The vision of Yeshayah teaches us that the seraphim fly with two wings, i.e. they serve Hashem with two aspects. These two wings correspond to the final two tefachim of the six tefachim of the amah (which as we learned about in last week’s article represent brit milah). Serving Hashem requires that we become experts at two different functions. On the one hand, we must serve Hashem with unbridled and passionate ahavah. Yet on the other hand, we must realize our place and serve Him also with deep yirah. We approach, we learn, and we come to ‘think’ that we know something of Hashem and His ways. This is good, right and proper, and is the aspect of revealing a tefach. Yet, the more we think we know, the more we come to realize that we really don’t know anything at all. This too is good and is the aspect of covering a tefach.

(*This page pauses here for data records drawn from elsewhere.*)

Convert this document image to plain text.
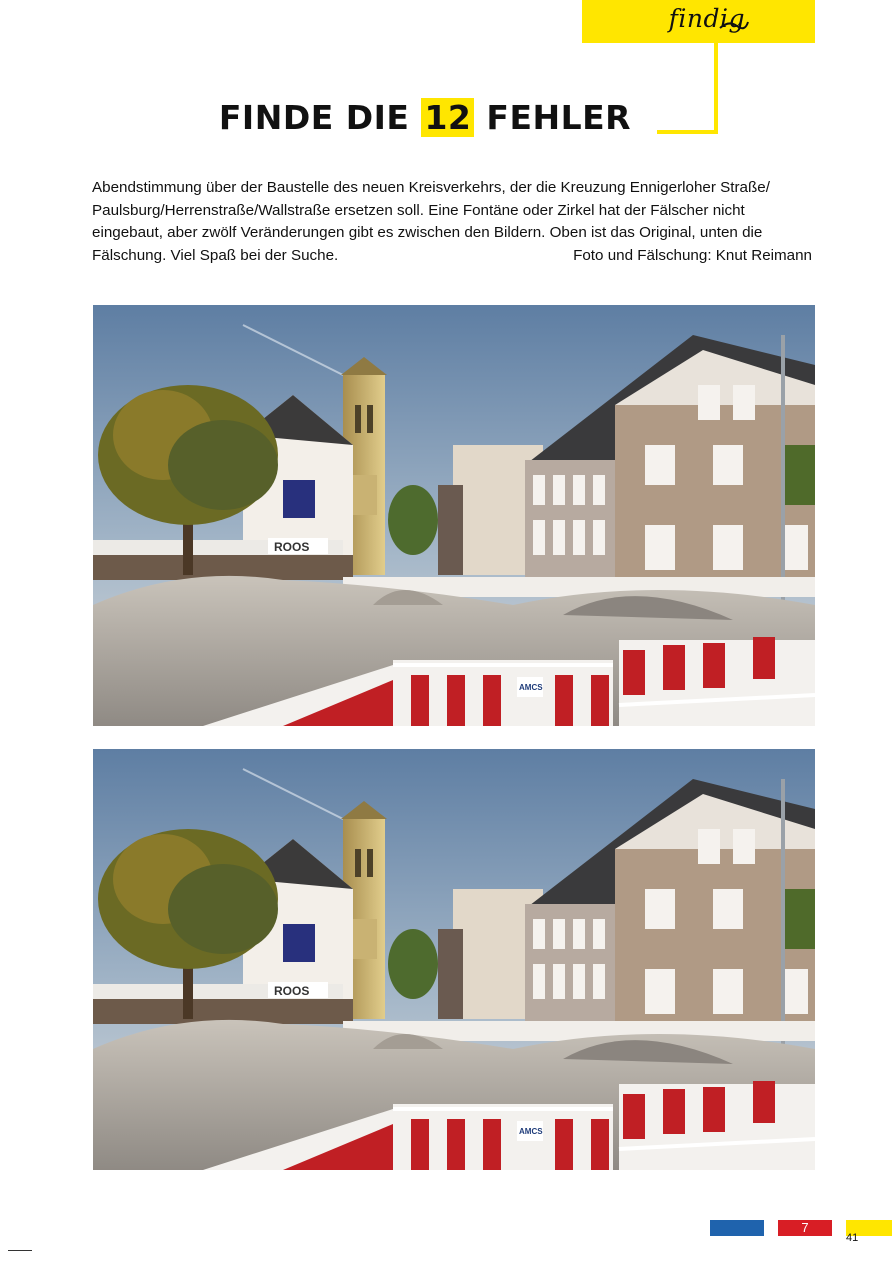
findig
FINDE DIE 12 FEHLER
Abendstimmung über der Baustelle des neuen Kreisverkehrs, der die Kreuzung Ennigerloher Straße/
Paulsburg/Herrenstraße/Wallstraße ersetzen soll. Eine Fontäne oder Zirkel hat der Fälscher nicht
eingebaut, aber zwölf Veränderungen gibt es zwischen den Bildern. Oben ist das Original, unten die
Fälschung. Viel Spaß bei der Suche.	Foto und Fälschung: Knut Reimann
7
41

In short, we may summarize the three main avodahs associated with observing the mitzvah of brit milah in completeness, as follows: (1) a willingness to suffer, i.e. experience Hashem’s face of anger, on behalf of the Jewish people, (2) a willingness to be disgraced, i.e. hide one’s essence from others, and (3) the need for infinite humility. None of these are simple; they require a lifetime of dedicated effort. This was (and continues to be) the essence of Yosef ha-Tzaddik. Therefore, if you want help, connect yourself to the Tzaddik.